Symmetric circular matchings and RNA folding

RNA secondary structures can be computed as optimal solutions of certain circular matching problems. An accurate treatment of this energy minimization problem has to account for the small - but non-negligible - entropic destabilization of secondary structures with non-trivial automorphisms. Such intrinsic symmetries are typically excluded from algorithmic approaches; however, because the effects are small, they play a role only for RNAs with symmetries at sequence level, and they appear only in particular settings that are less frequently used in practical application, such as circular folding or the co-folding of two or more identical RNAs. Here, we show that the RNA folding problem with symmetry terms can still be solved with polynomial-time algorithms.
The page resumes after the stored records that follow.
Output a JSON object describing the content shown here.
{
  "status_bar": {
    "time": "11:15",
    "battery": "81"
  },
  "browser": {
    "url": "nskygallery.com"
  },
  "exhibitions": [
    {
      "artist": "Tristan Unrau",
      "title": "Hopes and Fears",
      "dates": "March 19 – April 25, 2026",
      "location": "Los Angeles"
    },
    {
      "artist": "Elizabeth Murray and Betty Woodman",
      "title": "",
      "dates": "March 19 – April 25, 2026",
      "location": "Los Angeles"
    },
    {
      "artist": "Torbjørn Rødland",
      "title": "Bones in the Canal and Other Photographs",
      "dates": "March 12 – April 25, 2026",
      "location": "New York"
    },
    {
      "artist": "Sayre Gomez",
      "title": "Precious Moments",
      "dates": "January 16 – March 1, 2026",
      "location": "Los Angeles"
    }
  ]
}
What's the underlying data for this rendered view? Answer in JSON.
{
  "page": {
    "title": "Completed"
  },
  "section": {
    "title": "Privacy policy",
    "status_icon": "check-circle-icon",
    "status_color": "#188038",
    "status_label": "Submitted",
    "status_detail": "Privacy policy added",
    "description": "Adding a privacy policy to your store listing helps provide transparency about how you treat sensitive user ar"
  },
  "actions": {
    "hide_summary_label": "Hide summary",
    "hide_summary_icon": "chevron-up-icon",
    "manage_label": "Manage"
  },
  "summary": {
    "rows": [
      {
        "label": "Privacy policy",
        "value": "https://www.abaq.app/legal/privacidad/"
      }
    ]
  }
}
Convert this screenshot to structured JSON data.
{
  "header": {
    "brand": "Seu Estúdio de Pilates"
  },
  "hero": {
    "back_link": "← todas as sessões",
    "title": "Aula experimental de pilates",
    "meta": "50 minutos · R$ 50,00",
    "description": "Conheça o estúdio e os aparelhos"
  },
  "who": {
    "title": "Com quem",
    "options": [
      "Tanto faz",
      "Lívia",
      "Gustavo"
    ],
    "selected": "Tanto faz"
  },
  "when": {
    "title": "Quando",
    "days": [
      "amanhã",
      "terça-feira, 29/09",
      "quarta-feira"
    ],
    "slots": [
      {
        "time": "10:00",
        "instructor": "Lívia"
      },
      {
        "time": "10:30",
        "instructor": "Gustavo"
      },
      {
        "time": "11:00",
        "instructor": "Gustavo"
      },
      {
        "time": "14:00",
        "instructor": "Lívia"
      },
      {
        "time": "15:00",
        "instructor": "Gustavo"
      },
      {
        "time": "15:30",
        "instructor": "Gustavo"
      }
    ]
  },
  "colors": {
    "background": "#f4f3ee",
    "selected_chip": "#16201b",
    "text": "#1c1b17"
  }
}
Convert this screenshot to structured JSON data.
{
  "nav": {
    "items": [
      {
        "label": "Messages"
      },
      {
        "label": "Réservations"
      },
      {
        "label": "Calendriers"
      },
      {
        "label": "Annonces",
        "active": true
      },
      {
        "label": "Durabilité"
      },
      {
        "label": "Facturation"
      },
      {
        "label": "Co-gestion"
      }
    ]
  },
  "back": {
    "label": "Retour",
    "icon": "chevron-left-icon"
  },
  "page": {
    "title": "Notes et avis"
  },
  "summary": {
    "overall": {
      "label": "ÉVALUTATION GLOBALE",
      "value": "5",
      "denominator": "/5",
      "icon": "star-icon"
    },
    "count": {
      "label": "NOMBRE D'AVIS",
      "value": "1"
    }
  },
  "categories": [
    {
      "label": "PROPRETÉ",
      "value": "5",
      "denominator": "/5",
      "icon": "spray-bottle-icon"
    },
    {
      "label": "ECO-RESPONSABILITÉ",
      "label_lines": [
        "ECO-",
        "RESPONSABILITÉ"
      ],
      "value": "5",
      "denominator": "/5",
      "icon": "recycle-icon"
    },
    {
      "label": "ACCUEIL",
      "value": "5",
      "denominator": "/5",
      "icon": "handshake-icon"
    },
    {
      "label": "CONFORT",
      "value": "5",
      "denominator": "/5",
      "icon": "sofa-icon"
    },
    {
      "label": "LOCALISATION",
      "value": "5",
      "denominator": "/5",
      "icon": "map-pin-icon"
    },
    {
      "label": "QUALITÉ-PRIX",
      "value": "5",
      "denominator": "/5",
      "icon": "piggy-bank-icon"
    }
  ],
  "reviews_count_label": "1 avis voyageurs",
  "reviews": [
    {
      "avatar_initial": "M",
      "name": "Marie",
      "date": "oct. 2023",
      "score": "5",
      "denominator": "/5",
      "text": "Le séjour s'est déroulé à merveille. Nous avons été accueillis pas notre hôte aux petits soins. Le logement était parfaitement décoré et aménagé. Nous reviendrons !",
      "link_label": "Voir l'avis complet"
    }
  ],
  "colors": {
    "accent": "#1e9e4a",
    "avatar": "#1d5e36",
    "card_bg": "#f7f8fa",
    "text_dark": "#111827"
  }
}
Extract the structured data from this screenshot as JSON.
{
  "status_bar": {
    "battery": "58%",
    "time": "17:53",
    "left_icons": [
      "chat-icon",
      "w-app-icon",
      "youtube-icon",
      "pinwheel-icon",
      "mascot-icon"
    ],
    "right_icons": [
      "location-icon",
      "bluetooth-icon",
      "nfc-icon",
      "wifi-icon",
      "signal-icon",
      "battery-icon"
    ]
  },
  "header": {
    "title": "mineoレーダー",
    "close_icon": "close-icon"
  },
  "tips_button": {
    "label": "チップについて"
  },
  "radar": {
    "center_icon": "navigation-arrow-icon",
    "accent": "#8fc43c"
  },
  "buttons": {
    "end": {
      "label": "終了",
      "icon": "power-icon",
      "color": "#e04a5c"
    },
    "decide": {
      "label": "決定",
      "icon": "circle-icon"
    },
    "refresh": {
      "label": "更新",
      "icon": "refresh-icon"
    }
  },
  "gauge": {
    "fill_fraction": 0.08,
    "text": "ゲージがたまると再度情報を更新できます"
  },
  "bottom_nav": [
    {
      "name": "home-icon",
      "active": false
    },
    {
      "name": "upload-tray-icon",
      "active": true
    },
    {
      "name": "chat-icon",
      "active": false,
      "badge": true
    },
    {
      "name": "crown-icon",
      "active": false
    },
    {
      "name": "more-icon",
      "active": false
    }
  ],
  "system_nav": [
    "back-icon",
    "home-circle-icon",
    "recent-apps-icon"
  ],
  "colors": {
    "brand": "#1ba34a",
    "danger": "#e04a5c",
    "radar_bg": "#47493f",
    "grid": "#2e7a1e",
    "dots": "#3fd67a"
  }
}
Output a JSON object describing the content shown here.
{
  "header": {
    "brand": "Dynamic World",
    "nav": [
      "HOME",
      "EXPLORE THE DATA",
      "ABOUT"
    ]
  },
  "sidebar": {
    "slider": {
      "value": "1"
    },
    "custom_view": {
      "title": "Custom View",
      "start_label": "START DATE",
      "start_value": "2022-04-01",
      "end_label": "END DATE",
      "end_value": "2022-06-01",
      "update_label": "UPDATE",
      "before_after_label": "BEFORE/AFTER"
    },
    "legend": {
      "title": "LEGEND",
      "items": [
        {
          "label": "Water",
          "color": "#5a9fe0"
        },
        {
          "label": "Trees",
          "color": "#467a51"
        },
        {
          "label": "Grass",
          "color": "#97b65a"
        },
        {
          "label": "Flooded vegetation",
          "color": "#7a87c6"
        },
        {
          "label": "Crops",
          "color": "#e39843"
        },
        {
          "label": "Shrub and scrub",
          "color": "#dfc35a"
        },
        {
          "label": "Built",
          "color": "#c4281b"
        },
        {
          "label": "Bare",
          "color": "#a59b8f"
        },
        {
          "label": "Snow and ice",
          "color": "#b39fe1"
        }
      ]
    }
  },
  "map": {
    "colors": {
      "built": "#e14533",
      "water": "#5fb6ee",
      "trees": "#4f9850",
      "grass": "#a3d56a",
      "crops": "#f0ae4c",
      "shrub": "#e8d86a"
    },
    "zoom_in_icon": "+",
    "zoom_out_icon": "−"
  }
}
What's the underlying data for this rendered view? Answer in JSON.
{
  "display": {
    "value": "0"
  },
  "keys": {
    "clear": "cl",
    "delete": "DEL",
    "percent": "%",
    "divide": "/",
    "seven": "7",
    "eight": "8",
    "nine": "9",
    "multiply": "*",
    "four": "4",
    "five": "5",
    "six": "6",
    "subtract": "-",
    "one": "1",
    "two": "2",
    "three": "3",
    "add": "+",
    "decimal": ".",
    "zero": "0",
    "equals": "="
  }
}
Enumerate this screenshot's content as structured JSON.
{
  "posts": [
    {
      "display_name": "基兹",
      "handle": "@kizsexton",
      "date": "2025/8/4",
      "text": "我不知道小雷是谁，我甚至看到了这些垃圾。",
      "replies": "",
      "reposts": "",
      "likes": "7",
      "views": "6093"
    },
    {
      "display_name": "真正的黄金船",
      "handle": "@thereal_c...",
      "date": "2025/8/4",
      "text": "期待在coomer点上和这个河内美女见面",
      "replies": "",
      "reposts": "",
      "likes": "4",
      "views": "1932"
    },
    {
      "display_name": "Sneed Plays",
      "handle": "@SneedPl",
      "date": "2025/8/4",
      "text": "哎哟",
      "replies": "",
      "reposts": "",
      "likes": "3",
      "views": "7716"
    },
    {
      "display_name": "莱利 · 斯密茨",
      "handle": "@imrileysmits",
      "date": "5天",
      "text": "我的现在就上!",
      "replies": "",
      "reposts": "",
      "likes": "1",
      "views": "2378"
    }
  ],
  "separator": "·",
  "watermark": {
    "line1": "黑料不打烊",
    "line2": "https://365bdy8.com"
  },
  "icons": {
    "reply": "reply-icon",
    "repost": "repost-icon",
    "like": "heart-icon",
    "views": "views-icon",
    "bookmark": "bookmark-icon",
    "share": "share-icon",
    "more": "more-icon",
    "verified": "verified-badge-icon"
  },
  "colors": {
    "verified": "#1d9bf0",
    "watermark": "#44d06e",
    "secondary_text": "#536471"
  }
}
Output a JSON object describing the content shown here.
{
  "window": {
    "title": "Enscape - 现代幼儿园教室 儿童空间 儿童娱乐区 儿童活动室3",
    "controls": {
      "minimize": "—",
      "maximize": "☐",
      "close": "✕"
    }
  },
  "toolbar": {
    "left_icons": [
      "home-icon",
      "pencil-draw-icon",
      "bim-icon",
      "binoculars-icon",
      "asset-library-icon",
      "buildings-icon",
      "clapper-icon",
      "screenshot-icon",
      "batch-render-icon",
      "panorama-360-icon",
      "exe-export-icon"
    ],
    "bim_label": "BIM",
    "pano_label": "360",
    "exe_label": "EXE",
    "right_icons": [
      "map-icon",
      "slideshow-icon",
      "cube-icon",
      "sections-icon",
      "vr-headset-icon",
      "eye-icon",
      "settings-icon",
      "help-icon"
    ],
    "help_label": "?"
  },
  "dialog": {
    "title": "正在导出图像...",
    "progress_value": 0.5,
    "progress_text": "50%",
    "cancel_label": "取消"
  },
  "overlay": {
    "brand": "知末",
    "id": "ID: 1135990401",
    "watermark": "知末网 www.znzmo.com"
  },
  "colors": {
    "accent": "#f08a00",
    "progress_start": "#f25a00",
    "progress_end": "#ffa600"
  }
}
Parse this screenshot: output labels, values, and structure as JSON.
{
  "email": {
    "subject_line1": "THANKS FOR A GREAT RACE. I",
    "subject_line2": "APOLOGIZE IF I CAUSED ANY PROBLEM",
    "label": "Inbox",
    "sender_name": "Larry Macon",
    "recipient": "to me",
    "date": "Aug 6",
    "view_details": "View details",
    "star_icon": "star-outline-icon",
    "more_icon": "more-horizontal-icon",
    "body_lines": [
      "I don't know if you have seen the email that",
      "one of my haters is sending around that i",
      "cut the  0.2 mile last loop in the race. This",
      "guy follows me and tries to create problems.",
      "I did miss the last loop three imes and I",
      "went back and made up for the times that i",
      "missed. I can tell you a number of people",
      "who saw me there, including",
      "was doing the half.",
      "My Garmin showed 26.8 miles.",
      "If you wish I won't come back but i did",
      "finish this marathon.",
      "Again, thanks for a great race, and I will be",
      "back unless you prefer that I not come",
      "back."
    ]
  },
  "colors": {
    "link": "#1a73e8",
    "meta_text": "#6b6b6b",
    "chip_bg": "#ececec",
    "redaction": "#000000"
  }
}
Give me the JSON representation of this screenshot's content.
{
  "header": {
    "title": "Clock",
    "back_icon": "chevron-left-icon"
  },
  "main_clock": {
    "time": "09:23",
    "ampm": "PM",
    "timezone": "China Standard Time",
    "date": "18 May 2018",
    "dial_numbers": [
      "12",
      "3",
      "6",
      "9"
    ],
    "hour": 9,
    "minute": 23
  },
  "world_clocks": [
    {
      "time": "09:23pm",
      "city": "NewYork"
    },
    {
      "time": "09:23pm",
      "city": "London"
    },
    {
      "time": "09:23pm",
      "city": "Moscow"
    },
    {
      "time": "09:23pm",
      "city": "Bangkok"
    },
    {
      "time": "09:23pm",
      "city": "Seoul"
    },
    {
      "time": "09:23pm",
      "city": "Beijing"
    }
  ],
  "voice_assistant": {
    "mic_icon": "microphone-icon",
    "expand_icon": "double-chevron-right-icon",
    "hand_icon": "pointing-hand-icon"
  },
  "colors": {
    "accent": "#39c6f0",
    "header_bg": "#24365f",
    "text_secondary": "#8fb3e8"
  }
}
Empirically, the fraction of symmetric ground state structures decreases with chain length, so that the error introduced by neglecting the symmetry terms affects fewer and fewer predictions. We then explore the combinatorics of symmetric secondary structures in detail. Surprisingly, the singularities of the generating function coincide between symmetric and non-symmetric structures. Furthermore, generating functions and explicit asymptotic results for both the circular and the co-folding version are derived.

► Symmetry corrections for circular RNA folding and RNA-RNA interaction are tractable. ► Generating functions for RNAs with symmetries have a critical dominant singularity. ► Novel sub-exponential growth factors of the singular expansion.